The group was created about three years ago by teachers' unions and advocacy groups that campaigned to defeat a 2016 ballot question to expand taxpayer-funded charter schools. Since then, it has been heavily involved in some of the biggest fights over reforms to labor law, public education and criminal justice.

But a lack of financial disclosures means there is no way to determine how much the group raises and spends, as it advocates for increased education funding and a fully remote start to the school year, which are key issues for the state's teachers unions.

The Education Justice Alliance was a lead organizer in the "Fund Our Future" campaign that pushed for approval of the Student Opportunity Act. The law, signed by Gov. Charlie Baker in 2019, will require the state to increase spending on K-12 public education by $1.5 billion over the next seven years.

The group has also advocated for approval of a $15 per hour minimum wage and passage of the Paid Family and Medical Leave law that goes into effect next year.

More recently, it has pushed for a remote start to the academic year for public schools amid lingering concerns about the coronavirus. The group's members have organized rallies outside the Statehouse and online forums featuring parents and students raising concerns about returning to the classroom.

"We are students, parents, educators and community members who are dedicated to creating the public schools and colleges our communities deserve," the group's webpage states.

Despite the group's high profile on Beacon Hill, little is known about its sources of funding and where the money is spent.

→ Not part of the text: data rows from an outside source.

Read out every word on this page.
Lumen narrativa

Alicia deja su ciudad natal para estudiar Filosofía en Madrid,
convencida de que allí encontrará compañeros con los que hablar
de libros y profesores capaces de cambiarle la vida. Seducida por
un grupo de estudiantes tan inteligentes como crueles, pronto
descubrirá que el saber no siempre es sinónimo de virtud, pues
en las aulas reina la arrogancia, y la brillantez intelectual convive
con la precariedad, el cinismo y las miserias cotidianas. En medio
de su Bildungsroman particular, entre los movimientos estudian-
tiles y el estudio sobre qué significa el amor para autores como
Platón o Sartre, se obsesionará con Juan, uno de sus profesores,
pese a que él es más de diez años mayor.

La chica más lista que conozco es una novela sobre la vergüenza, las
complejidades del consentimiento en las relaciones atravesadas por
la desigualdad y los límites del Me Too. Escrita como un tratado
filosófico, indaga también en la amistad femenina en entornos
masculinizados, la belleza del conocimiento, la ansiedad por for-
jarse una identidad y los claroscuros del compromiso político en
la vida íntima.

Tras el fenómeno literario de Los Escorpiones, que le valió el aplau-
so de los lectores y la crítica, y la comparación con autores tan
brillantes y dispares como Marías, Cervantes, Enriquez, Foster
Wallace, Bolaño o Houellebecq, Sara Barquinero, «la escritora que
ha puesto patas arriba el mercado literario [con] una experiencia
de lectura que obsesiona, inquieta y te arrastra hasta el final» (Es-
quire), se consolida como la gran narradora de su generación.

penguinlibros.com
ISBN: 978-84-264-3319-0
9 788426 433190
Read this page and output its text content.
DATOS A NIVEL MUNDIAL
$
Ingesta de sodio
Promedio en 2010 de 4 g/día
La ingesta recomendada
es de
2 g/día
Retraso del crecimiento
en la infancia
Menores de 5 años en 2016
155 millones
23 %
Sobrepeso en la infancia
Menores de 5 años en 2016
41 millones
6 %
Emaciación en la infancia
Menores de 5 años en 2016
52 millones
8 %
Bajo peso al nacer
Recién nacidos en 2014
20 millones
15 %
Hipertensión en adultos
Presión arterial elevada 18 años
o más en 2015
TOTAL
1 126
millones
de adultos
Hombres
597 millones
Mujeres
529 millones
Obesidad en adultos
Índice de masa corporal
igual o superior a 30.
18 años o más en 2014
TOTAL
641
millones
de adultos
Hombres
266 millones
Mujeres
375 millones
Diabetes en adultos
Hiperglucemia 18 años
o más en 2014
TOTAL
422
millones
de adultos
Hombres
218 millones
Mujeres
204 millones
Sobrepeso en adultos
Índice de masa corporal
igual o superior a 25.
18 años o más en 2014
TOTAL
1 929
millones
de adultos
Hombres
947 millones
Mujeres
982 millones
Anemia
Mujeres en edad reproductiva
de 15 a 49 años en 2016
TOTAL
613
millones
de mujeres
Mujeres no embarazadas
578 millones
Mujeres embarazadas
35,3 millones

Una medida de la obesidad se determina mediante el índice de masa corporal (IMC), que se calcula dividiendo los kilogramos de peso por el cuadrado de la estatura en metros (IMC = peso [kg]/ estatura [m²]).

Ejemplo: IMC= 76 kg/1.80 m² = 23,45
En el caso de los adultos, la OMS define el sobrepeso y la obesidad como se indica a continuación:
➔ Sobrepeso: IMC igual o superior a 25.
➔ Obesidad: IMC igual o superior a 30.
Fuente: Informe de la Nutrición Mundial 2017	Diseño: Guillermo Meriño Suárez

The group's founding board of directors lists leaders from a range of teachers' and health care unions, education and social justice groups, including Juan Cofield, president of the New England conference of the NAACP, Tom Gosnell, the former president of the Massachusetts chapter of the American Federation of Teachers, and Tyrek Lee, a former vice president at the Service Employees International Union 1199, which represents health care workers.

To be sure, the IRS 990 financial disclosures often don't explain sources of funding.

Crawford could not provide details of how much money the group has collected and where it has been spent, but he acknowledged that some of its funding comes from teachers unions.